Menção Honrosa | Vêm por aí
Mate-me, Por Favor, de Anita Rocha Silveira
O longa de estreia da diretora
carioca representa o Brasil na mostra competitiva Horizontes do Festival de
Veneza este mês. Com produção de Vania Catani, o projeto vem sendo trabalhado
há anos por Anita, que foi selecionada em 2012 para apresentá-lo no programa
Fabrique des Cinemas du Monde (A Fábrica dos Cinemas do Mundo, em tradução)

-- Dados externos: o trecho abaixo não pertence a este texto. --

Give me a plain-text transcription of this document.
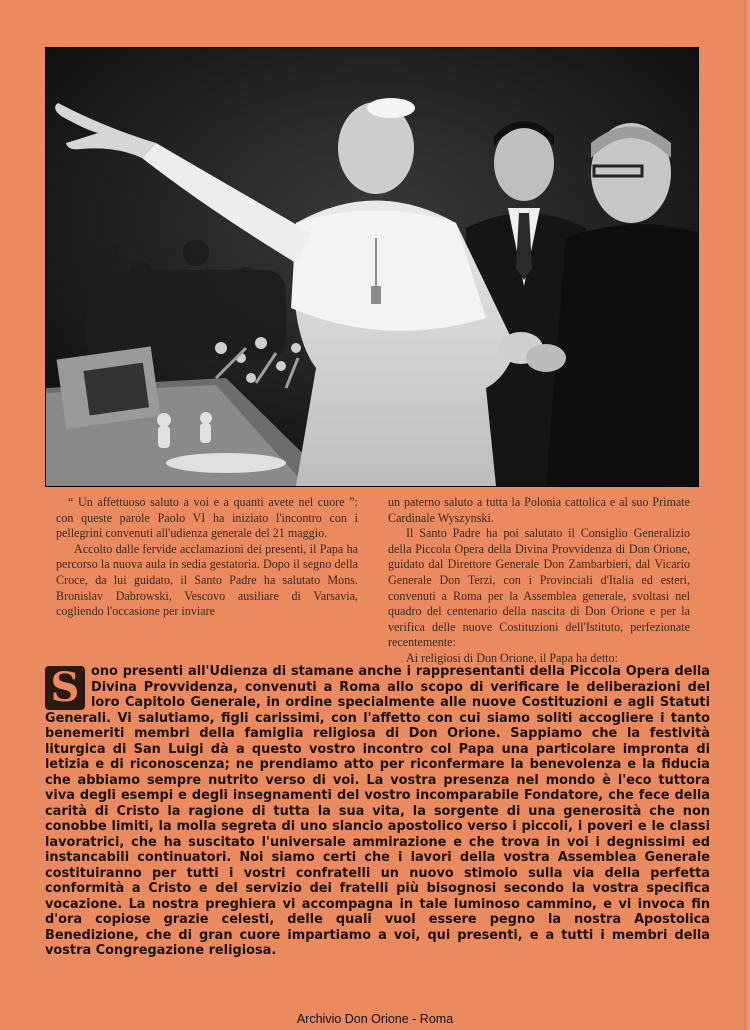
“ Un affettuoso saluto a voi e a quanti avete nel cuore ”: con queste parole Paolo VI ha iniziato l'incontro con i pellegrini convenuti all'udienza generale del 21 maggio.

Accolto dalle fervide acclamazioni dei presenti, il Papa ha percorso la nuova aula in sedia gestatoria. Dopo il segno della Croce, da lui guidato, il Santo Padre ha salutato Mons. Bronislav Dabrowski, Vescovo ausiliare di Varsavia, cogliendo l'occasione per inviare

un paterno saluto a tutta la Polonia cattolica e al suo Primate Cardinale Wyszynski.

Il Santo Padre ha poi salutato il Consiglio Generalizio della Piccola Opera della Divina Provvidenza di Don Orione, guidato dal Direttore Generale Don Zambarbieri, dal Vicario Generale Don Terzi, con i Provinciali d'Italia ed esteri, convenuti a Roma per la Assemblea generale, svoltasi nel quadro del centenario della nascita di Don Orione e per la verifica delle nuove Costituzioni dell'Istituto, perfezionate recentemente:

Ai religiosi di Don Orione, il Papa ha detto:

S ono presenti all'Udienza di stamane anche i rappresentanti della Piccola Opera della Divina Provvidenza, convenuti a Roma allo scopo di verificare le deliberazioni del loro Capitolo Generale, in ordine specialmente alle nuove Costituzioni e agli Statuti Generali. Vi salutiamo, figli carissimi, con l'affetto con cui siamo soliti accogliere i tanto benemeriti membri della famiglia religiosa di Don Orione. Sappiamo che la festività liturgica di San Luigi dà a questo vostro incontro col Papa una particolare impronta di letizia e di riconoscenza; ne prendiamo atto per riconfermare la benevolenza e la fiducia che abbiamo sempre nutrito verso di voi. La vostra presenza nel mondo è l'eco tuttora viva degli esempi e degli insegnamenti del vostro incomparabile Fondatore, che fece della carità di Cristo la ragione di tutta la sua vita, la sorgente di una generosità che non conobbe limiti, la molla segreta di uno slancio apostolico verso i piccoli, i poveri e le classi lavoratrici, che ha suscitato l'universale ammirazione e che trova in voi i degnissimi ed instancabili continuatori. Noi siamo certi che i lavori della vostra Assemblea Generale costituiranno per tutti i vostri confratelli un nuovo stimolo sulla via della perfetta conformità a Cristo e del servizio dei fratelli più bisognosi secondo la vostra specifica vocazione. La nostra preghiera vi accompagna in tale luminoso cammino, e vi invoca fin d'ora copiose grazie celesti, delle quali vuol essere pegno la nostra Apostolica Benedizione, che di gran cuore impartiamo a voi, qui presenti, e a tutti i membri della vostra Congregazione religiosa.
Archivio Don Orione - Roma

durante o Festival de Cannes. Rodado em 2014, conta a história de Bia
(Valentina Herszag), uma garota de quinze anos, e de João (Bernardo Marinho),
seu irmão de 25. A vida deles muda depois que assassinatos em série começam a
ocorrer na Barra da Tijuca, no Rio.
São Paulo é uma Festa, de Vera Egito
O nome remete ao romance de
Ernest Hemingway, Paris é uma Festa, e retrata a história de três jovens amigos
que moram no mesmo prédio em São Paulo. Com olhar agudo sobre sua geração, a
que vive e se relaciona em uma grande metrópole brasileira, Vera leva para o
longa-metragem as angústias, alegrias e expectivas de Diego, Júlia e Micaela,
personagens respectivamente vividos por Thiago Pethit, fazendo sua estreia no
cinema, e as atrizes Maria Laura Nogueira e Renata Gaspar.